Governor Kim Reynolds has declared this “End Distracted Driving” week and a spokesman for the Iowa State Patrol says a smart phone is the main distraction troopers see on Iowa roads.
“People know it’s wrong, but they’re still doing it,” said Sergeant Nathan Ludwig, who says he sees too many drivers texting while he’s on patrol and when he’s out on the road in his personal vehicle.
The state patrol has written about 100 fewer citations so far this year for texting while driving.
“We hope that people are getting the message, but the bad news is that…the majority of the accidents are attributed to distracted driving,” Ludwig told reporters this afternoon. “So just because we’re not stopping the cars and writing the citations for doing it doesn’t mean people have stopped doing it, because crashes are going up.”
There 17 categories of “distracted driving” on the DOT’s accident form and Ludwig said drivers using a phone is the “number one” distraction.
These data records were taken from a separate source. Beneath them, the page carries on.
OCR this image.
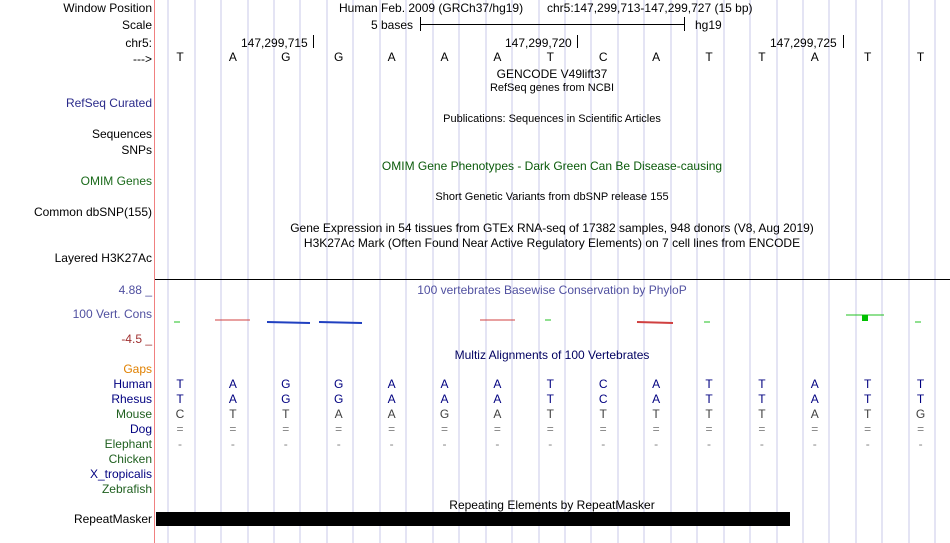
Window Position	Human Feb. 2009 (GRCh37/hg19) chr5:147,299,713-147,299,727 (15 bp)
Scale	5 bases	hg19
chr5:	147,299,715	147,299,720	147,299,725
---> T	A	G	G	A	A	A	T	C	A	T	T	A	T	T
GENCODE V49lift37
RefSeq genes from NCBI
RefSeq Curated
Sequences
Publications: Sequences in Scientific Articles
SNPs
OMIM Gene Phenotypes - Dark Green Can Be Disease-causing
OMIM Genes
Short Genetic Variants from dbSNP release 155
Common dbSNP(155)
Gene Expression in 54 tissues from GTEx RNA-seq of 17382 samples, 948 donors (V8, Aug 2019)
H3K27Ac Mark (Often Found Near Active Regulatory Elements) on 7 cell lines from ENCODE
Layered H3K27Ac
4.88 _	100 vertebrates Basewise Conservation by PhyloP
100 Vert. Cons
-4.5 _
Multiz Alignments of 100 Vertebrates
Gaps
Human T	A	G	G	A	A	A	T	C	A	T	T	A	T	T
Rhesus T	A	G	G	A	A	A	T	C	A	T	T	A	T	T
Mouse C	T	T	A	A	G	A	T	T	T	T	T	A	T	G
Dog =	=	=	=	=	=	=	=	=	=	=	=	=	=	=
Elephant	-	-	-	-	-	-	-	-	-	-	-	-	-	-	-
Chicken
X_tropicalis
Zebrafish
Repeating Elements by RepeatMasker
RepeatMasker
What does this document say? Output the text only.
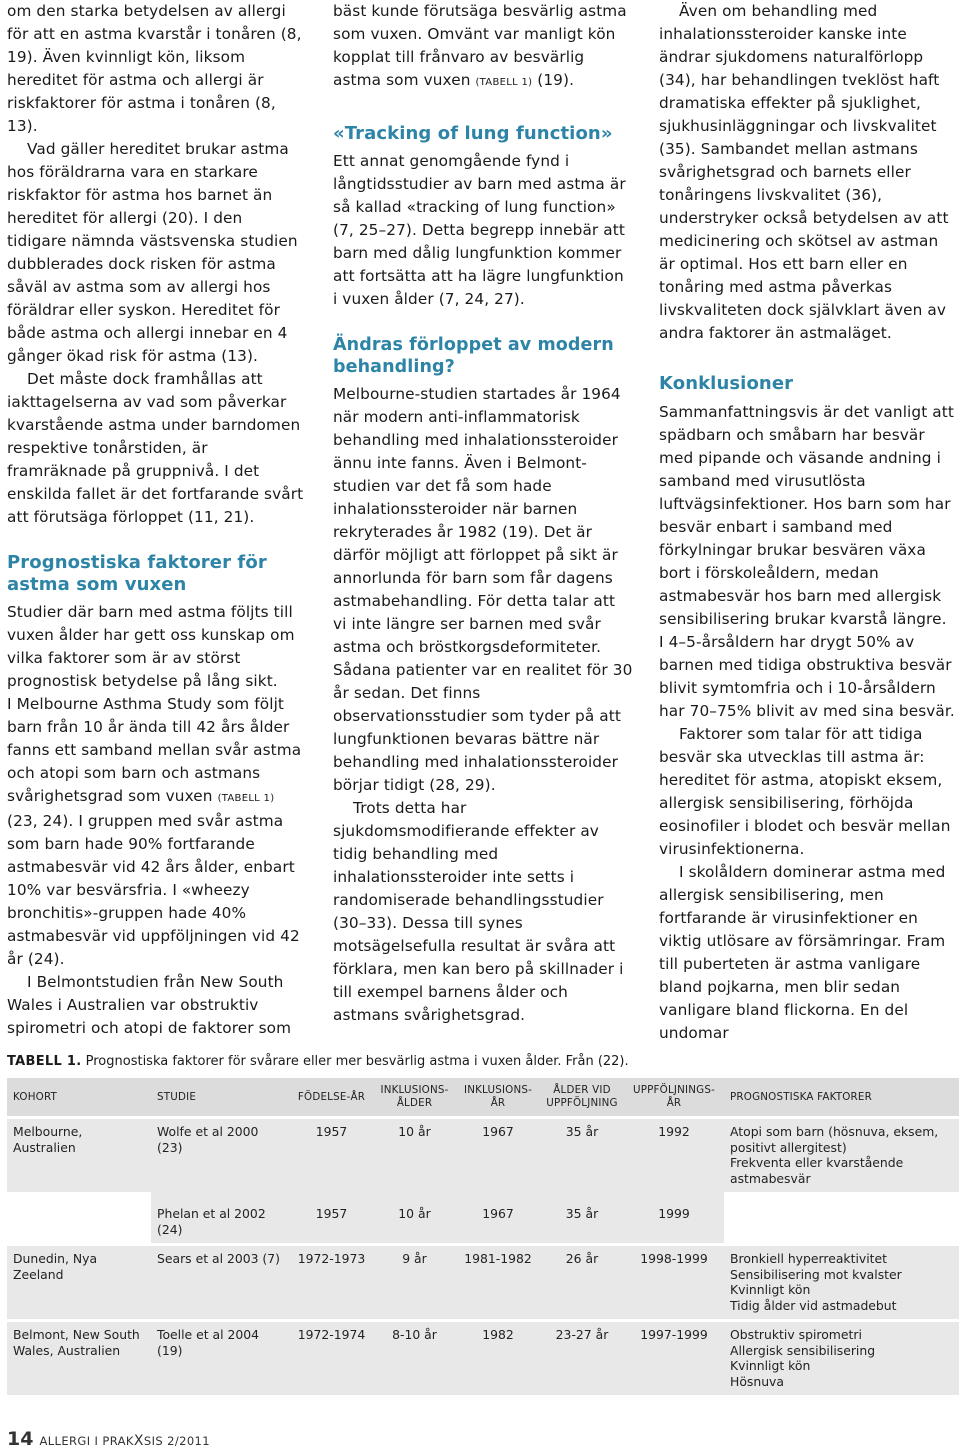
om den starka betydelsen av allergi för att en astma kvarstår i tonåren (8, 19). Även kvinnligt kön, liksom hereditet för astma och allergi är riskfaktorer för astma i tonåren (8, 13).

Vad gäller hereditet brukar astma hos föräldrarna vara en starkare riskfaktor för astma hos barnet än hereditet för allergi (20). I den tidigare nämnda västsvenska studien dubblerades dock risken för astma såväl av astma som av allergi hos föräldrar eller syskon. Hereditet för både astma och allergi innebar en 4 gånger ökad risk för astma (13).

Det måste dock framhållas att iakttagelserna av vad som påverkar kvarstående astma under barndomen respektive tonårstiden, är framräknade på gruppnivå. I det enskilda fallet är det fortfarande svårt att förutsäga förloppet (11, 21).

Prognostiska faktorer för astma som vuxen

Studier där barn med astma följts till vuxen ålder har gett oss kunskap om vilka faktorer som är av störst prognostisk betydelse på lång sikt.

I Melbourne Asthma Study som följt barn från 10 år ända till 42 års ålder fanns ett samband mellan svår astma och atopi som barn och astmans svårighetsgrad som vuxen (TABELL 1) (23, 24). I gruppen med svår astma som barn hade 90% fortfarande astmabesvär vid 42 års ålder, enbart 10% var besvärsfria. I «wheezy bronchitis»-gruppen hade 40% astmabesvär vid uppföljningen vid 42 år (24).

I Belmontstudien från New South Wales i Australien var obstruktiv spirometri och atopi de faktorer som

bäst kunde förutsäga besvärlig astma som vuxen. Omvänt var manligt kön kopplat till frånvaro av besvärlig astma som vuxen (TABELL 1) (19).

«Tracking of lung function»

Ett annat genomgående fynd i långtidsstudier av barn med astma är så kallad «tracking of lung function» (7, 25–27). Detta begrepp innebär att barn med dålig lungfunktion kommer att fortsätta att ha lägre lungfunktion i vuxen ålder (7, 24, 27).

Ändras förloppet av modern behandling?

Melbourne-studien startades år 1964 när modern anti-inflammatorisk behandling med inhalationssteroider ännu inte fanns. Även i Belmont-studien var det få som hade inhalationssteroider när barnen rekryterades år 1982 (19). Det är därför möjligt att förloppet på sikt är annorlunda för barn som får dagens astmabehandling. För detta talar att vi inte längre ser barnen med svår astma och bröstkorgsdeformiteter. Sådana patienter var en realitet för 30 år sedan. Det finns observationsstudier som tyder på att lungfunktionen bevaras bättre när behandling med inhalationssteroider börjar tidigt (28, 29).

Trots detta har sjukdomsmodifierande effekter av tidig behandling med inhalationssteroider inte setts i randomiserade behandlingsstudier (30–33). Dessa till synes motsägelsefulla resultat är svåra att förklara, men kan bero på skillnader i till exempel barnens ålder och astmans svårighetsgrad.

Även om behandling med inhalationssteroider kanske inte ändrar sjukdomens naturalförlopp (34), har behandlingen tveklöst haft dramatiska effekter på sjuklighet, sjukhusinläggningar och livskvalitet (35). Sambandet mellan astmans svårighetsgrad och barnets eller tonåringens livskvalitet (36), understryker också betydelsen av att medicinering och skötsel av astman är optimal. Hos ett barn eller en tonåring med astma påverkas livskvaliteten dock självklart även av andra faktorer än astmaläget.

Konklusioner

Sammanfattningsvis är det vanligt att spädbarn och småbarn har besvär med pipande och väsande andning i samband med virusutlösta luftvägsinfektioner. Hos barn som har besvär enbart i samband med förkylningar brukar besvären växa bort i förskoleåldern, medan astmabesvär hos barn med allergisk sensibilisering brukar kvarstå längre. I 4–5-årsåldern har drygt 50% av barnen med tidiga obstruktiva besvär blivit symtomfria och i 10-årsåldern har 70–75% blivit av med sina besvär.

Faktorer som talar för att tidiga besvär ska utvecklas till astma är: hereditet för astma, atopiskt eksem, allergisk sensibilisering, förhöjda eosinofiler i blodet och besvär mellan virusinfektionerna.

I skolåldern dominerar astma med allergisk sensibilisering, men fortfarande är virusinfektioner en viktig utlösare av försämringar. Fram till puberteten är astma vanligare bland pojkarna, men blir sedan vanligare bland flickorna. En del undomar

TABELL 1. Prognostiska faktorer för svårare eller mer besvärlig astma i vuxen ålder. Från (22).
KOHORT	STUDIE	FÖDELSE-ÅR	INKLUSIONS-ÅLDER	INKLUSIONS-ÅR	ÅLDER VID UPPFÖLJNING	UPPFÖLJNINGS-ÅR	PROGNOSTISKA FAKTORER
Melbourne, Australien	Wolfe et al 2000 (23)	1957	10 år	1967	35 år	1992	Atopi som barn (hösnuva, eksem, positivt allergitest)
Frekventa eller kvarstående astmabesvär

	Phelan et al 2002 (24)	1957	10 år	1967	35 år	1999	
Dunedin, Nya Zeeland	Sears et al 2003 (7)	1972-1973	9 år	1981-1982	26 år	1998-1999	Bronkiell hyperreaktivitet
Sensibilisering mot kvalster
Kvinnligt kön
Tidig ålder vid astmadebut

Belmont, New South Wales, Australien	Toelle et al 2004 (19)	1972-1974	8-10 år	1982	23-27 år	1997-1999	Obstruktiv spirometri
Allergisk sensibilisering
Kvinnligt kön
Hösnuva
14 ALLERGI I PRAKXSIS 2/2011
Troopers have issued 331 tickets for distracted driving since January 1.
According to Ludwig, the biggest misconception among motorists is a driver can read their email and text while they’re at a stoplight.
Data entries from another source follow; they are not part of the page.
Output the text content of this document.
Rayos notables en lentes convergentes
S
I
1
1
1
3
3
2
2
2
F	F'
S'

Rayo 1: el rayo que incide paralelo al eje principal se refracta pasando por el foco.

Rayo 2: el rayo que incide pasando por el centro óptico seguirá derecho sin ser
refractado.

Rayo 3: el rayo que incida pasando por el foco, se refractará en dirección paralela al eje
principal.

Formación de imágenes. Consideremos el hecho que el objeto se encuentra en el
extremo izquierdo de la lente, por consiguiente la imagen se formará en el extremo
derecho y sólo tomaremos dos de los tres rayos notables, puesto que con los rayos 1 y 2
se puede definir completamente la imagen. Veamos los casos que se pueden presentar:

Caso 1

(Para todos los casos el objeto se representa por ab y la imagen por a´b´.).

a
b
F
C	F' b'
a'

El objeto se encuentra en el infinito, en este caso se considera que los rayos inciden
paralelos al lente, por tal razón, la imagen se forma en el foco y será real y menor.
“You have to be off the travel portion of the road and be at a complete stop before you can engage in any internet or texting activity,” Ludwig said.
The fine for texting or surfing the internet while driving is $100. Iowa lawmakers considered a “hands free” law for drivers this past year. Sergeant Ludwig said that would be easier to enforce.
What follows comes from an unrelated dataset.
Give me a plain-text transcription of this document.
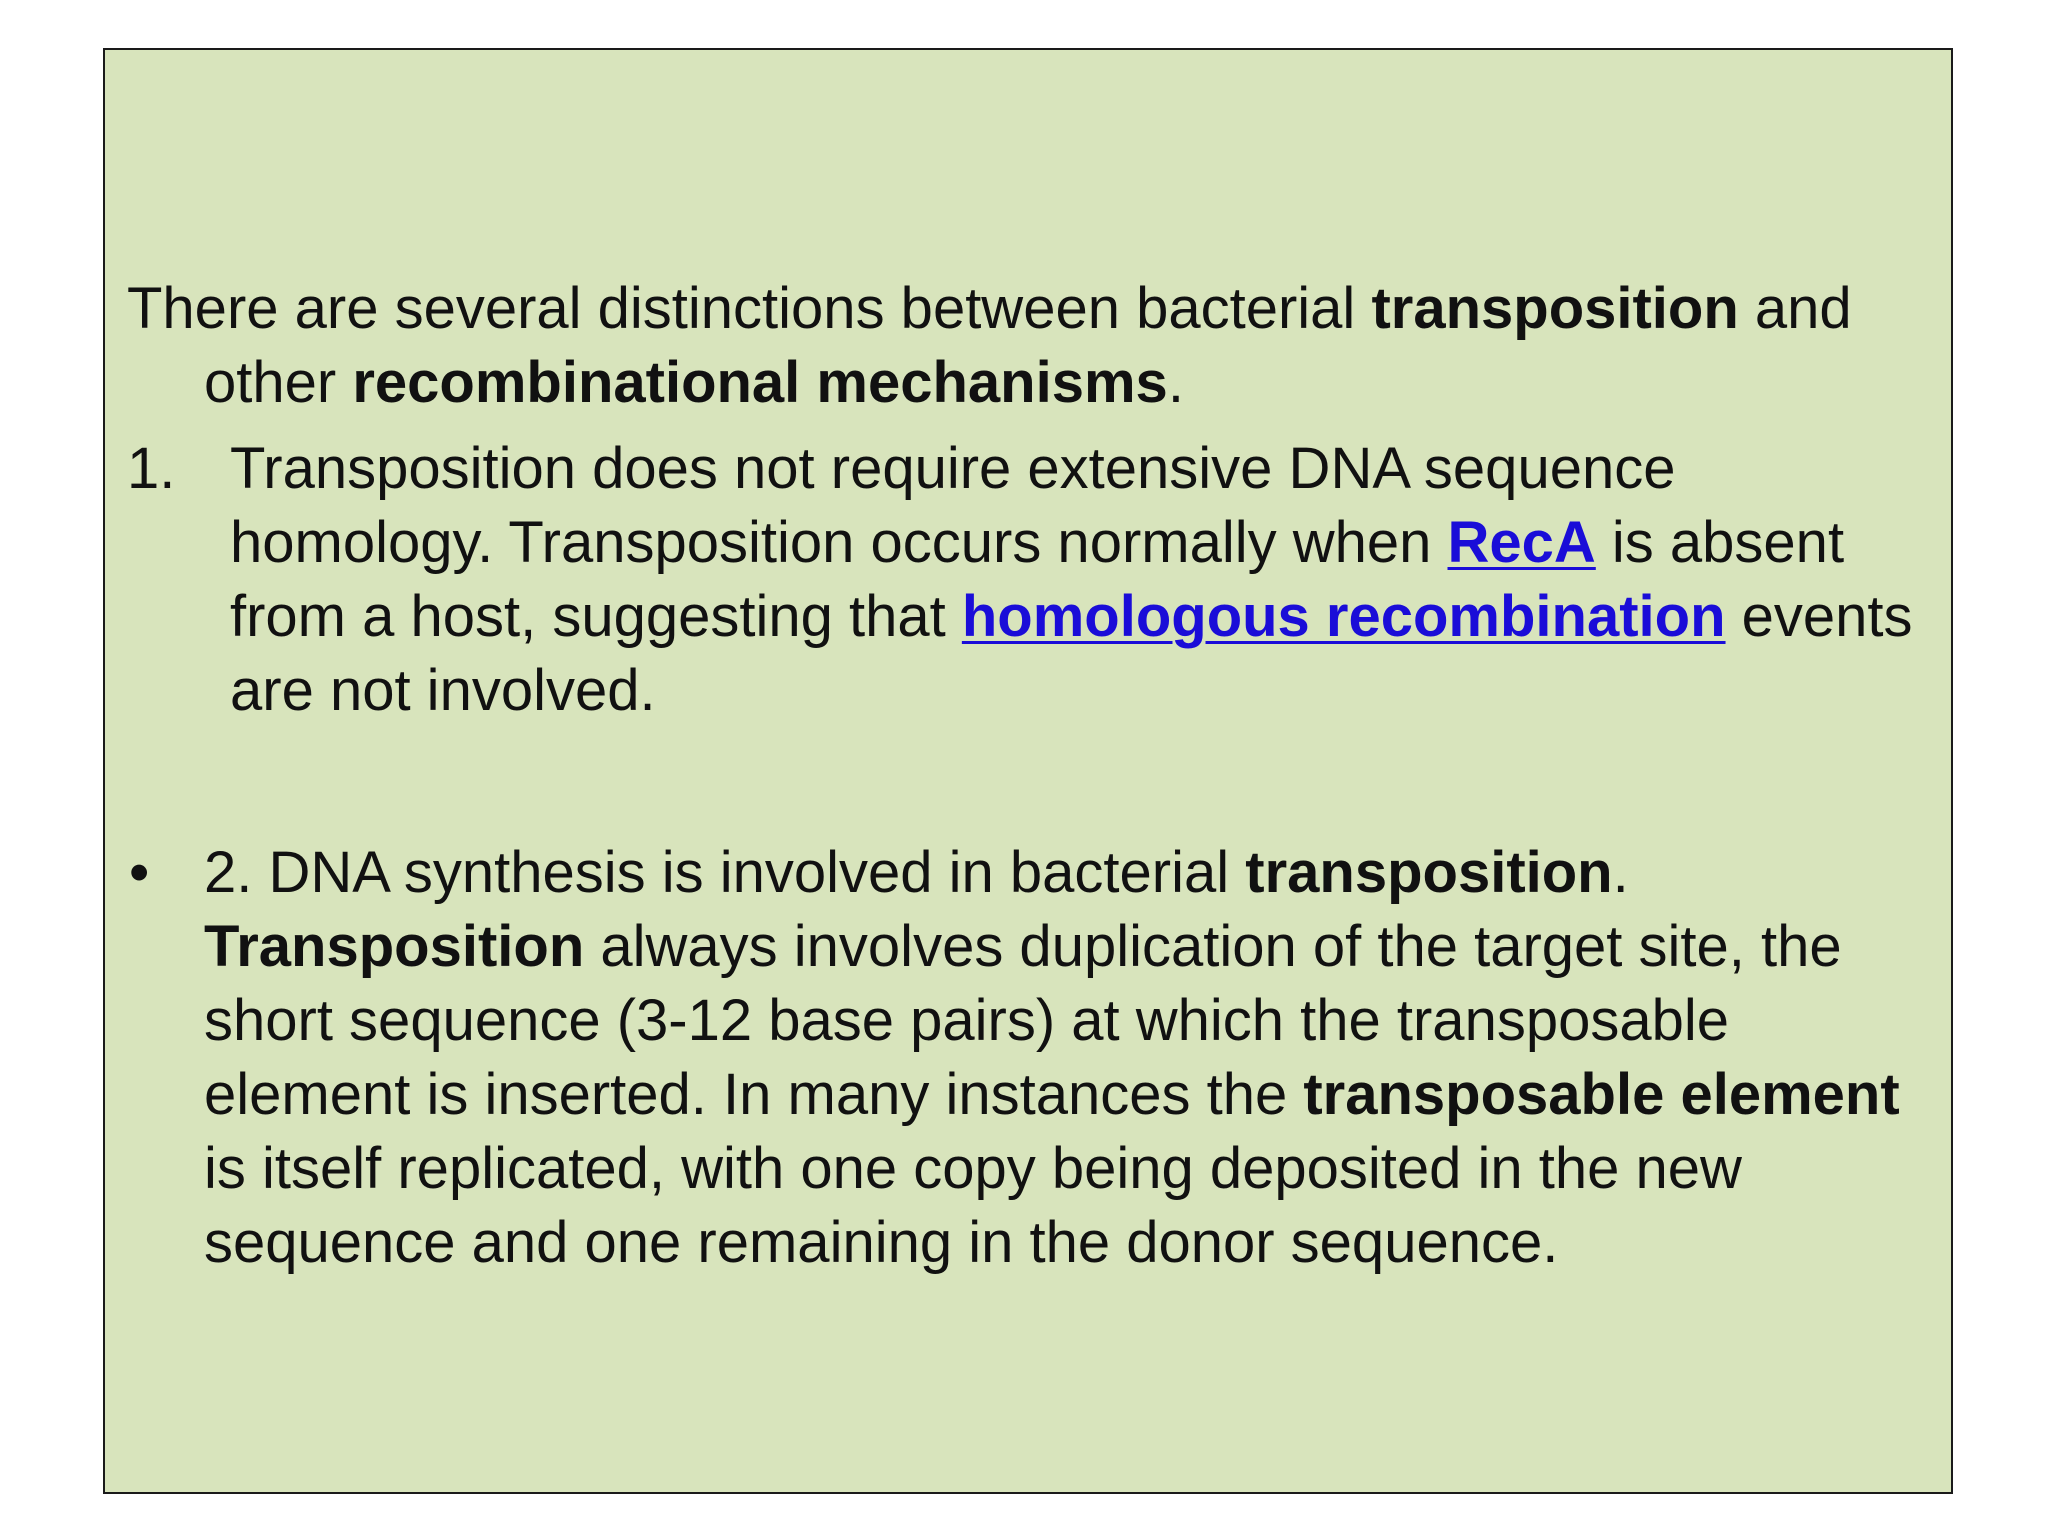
There are several distinctions between bacterial transposition and other recombinational mechanisms.

1. Transposition does not require extensive DNA sequence homology. Transposition occurs normally when RecA is absent from a host, suggesting that homologous recombination events are not involved.
• 2. DNA synthesis is involved in bacterial transposition. Transposition always involves duplication of the target site, the short sequence (3-12 base pairs) at which the transposable element is inserted. In many instances the transposable element is itself replicated, with one copy being deposited in the new sequence and one remaining in the donor sequence.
“But that’s up to the legislature and I think it may come down the road, but you don’t need a law to tell you common sense,” Ludwig says. “We just want people to get the phone out of their hand.”
Eighteen states have laws which bar drivers from handling a smart phone while they’re driving. Governor Reynolds told reporters that “seems like the next natural step” for the state to take, especially when considering the statistics about traffic accidents.